Explorers based at the Vostok inland station plan to take water samples from the sub-glacial Vostok Lake in the expedition season of 2008/2009 with the use of environmentally friendly technologies.

"The fresh water pond is 450,000 years old," Antarctic expedition head and Deputy Director of the Arctic and Antarctic Research Institute of the Federal Hydro-Meteorological Service Valery Lukin said. "The world scientific community regards the lake as a major geographic discovery of the previous century."

Vostok is larger than the Onega Lake and has the shape similar to Baikal. It stretches out for 280 kilometers, has the width from 50 kilometers and the depth of one kilometer. Russian scientists discovered the lake in the 1990s.

"In my opinion, the lake was covered with ice 500,000 or 1,000,000 years ago," geographer and glaciologist from the Russian Academy of Sciences Vladimir Kotlyakov told Itar-Tass. The lake water is moving and has oxygen and other conditions necessary for living forms. "As soon as we drill through the ice, we will find bacteria dating back to 500 million years," he said. "Naturally, researchers do not know what kind of bacteria that could be. We must be very careful: this is very interesting and very dangerous."

Researchers have found anabiotic thermophilic bacteria (thermophilic DNA) in an ice sample retrieved from the depth of nearly four kilometers in the freshwater lake, a institute source told Itar-Tass earlier.

This species of microorganisms form exclusively in temperatures exceeding 55 degrees, Centigrade, polar biologists said.
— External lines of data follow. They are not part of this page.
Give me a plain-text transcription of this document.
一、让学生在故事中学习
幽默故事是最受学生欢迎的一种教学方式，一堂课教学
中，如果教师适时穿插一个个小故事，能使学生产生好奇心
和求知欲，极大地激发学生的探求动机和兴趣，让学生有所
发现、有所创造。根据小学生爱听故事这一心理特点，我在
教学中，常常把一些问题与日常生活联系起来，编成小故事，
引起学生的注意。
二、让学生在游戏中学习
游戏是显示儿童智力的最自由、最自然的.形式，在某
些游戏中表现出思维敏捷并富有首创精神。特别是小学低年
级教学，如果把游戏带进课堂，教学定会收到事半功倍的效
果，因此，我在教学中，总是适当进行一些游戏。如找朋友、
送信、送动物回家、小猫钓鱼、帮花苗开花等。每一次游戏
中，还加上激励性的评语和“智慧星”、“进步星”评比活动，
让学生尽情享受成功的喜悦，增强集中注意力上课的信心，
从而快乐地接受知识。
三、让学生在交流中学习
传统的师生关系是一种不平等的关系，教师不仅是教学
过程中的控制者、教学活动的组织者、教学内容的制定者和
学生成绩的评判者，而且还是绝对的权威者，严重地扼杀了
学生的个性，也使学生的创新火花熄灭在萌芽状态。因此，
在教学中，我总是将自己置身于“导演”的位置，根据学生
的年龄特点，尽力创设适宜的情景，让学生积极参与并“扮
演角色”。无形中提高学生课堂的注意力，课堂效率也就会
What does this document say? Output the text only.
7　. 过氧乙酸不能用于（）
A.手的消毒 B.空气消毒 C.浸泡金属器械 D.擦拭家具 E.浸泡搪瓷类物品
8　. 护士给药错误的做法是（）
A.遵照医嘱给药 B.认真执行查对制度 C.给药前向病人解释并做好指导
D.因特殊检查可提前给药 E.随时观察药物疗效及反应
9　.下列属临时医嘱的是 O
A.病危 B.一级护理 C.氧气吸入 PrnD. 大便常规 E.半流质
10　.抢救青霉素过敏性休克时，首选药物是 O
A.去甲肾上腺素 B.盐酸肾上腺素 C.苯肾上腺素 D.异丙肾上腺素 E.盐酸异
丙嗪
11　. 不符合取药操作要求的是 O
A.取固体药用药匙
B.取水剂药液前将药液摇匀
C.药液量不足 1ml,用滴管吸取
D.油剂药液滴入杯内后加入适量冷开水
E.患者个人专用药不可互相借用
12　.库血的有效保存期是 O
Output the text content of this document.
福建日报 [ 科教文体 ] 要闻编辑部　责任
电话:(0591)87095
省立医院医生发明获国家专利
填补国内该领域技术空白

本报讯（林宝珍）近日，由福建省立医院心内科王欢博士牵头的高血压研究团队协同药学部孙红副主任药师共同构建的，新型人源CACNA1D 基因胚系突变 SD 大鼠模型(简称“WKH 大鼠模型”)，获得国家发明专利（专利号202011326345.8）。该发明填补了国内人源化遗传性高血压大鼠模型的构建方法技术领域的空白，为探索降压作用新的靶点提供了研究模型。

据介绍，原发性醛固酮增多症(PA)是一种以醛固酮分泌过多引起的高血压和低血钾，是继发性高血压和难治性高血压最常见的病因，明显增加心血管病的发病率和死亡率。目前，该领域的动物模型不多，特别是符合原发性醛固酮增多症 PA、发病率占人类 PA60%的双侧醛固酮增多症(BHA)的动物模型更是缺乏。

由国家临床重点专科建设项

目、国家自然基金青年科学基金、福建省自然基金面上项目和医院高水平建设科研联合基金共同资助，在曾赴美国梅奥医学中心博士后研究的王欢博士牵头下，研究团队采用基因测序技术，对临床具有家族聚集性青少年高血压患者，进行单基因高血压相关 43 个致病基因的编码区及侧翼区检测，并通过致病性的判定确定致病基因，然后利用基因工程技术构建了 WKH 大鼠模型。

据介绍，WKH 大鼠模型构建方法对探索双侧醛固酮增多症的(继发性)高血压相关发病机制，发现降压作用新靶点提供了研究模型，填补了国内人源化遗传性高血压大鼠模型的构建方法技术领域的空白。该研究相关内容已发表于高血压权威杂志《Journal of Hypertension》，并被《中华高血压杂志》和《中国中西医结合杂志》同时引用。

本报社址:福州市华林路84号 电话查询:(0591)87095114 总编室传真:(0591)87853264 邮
Meanwhile, air temperatures above the sub-glacial Vostok Lake may drop as low as minus 88.8 degrees.

"Warm streams from the earth entrails might have penetrated through cracks and formed the largest freshwater pond under the ice shield of Antarctica," the source said. This theory will be either confirmed or dispelled by the upcoming taking of water samples from Vostok in the 2008/2009 expedition season as part of the International Polar Year.

"The water of the relic pond is twice cleaner than the double-distilled water," the source said. Researchers have developed a unique method of penetration into the pond for keeping it clean.

NASA has taken a big interest in the experiment. American researchers think that results of the bacteriological tests of the Vostok water will give invaluable information about life forms in the solar system. They think that life may be found in sub-glacial oceans of the Europe moon of Jupiter.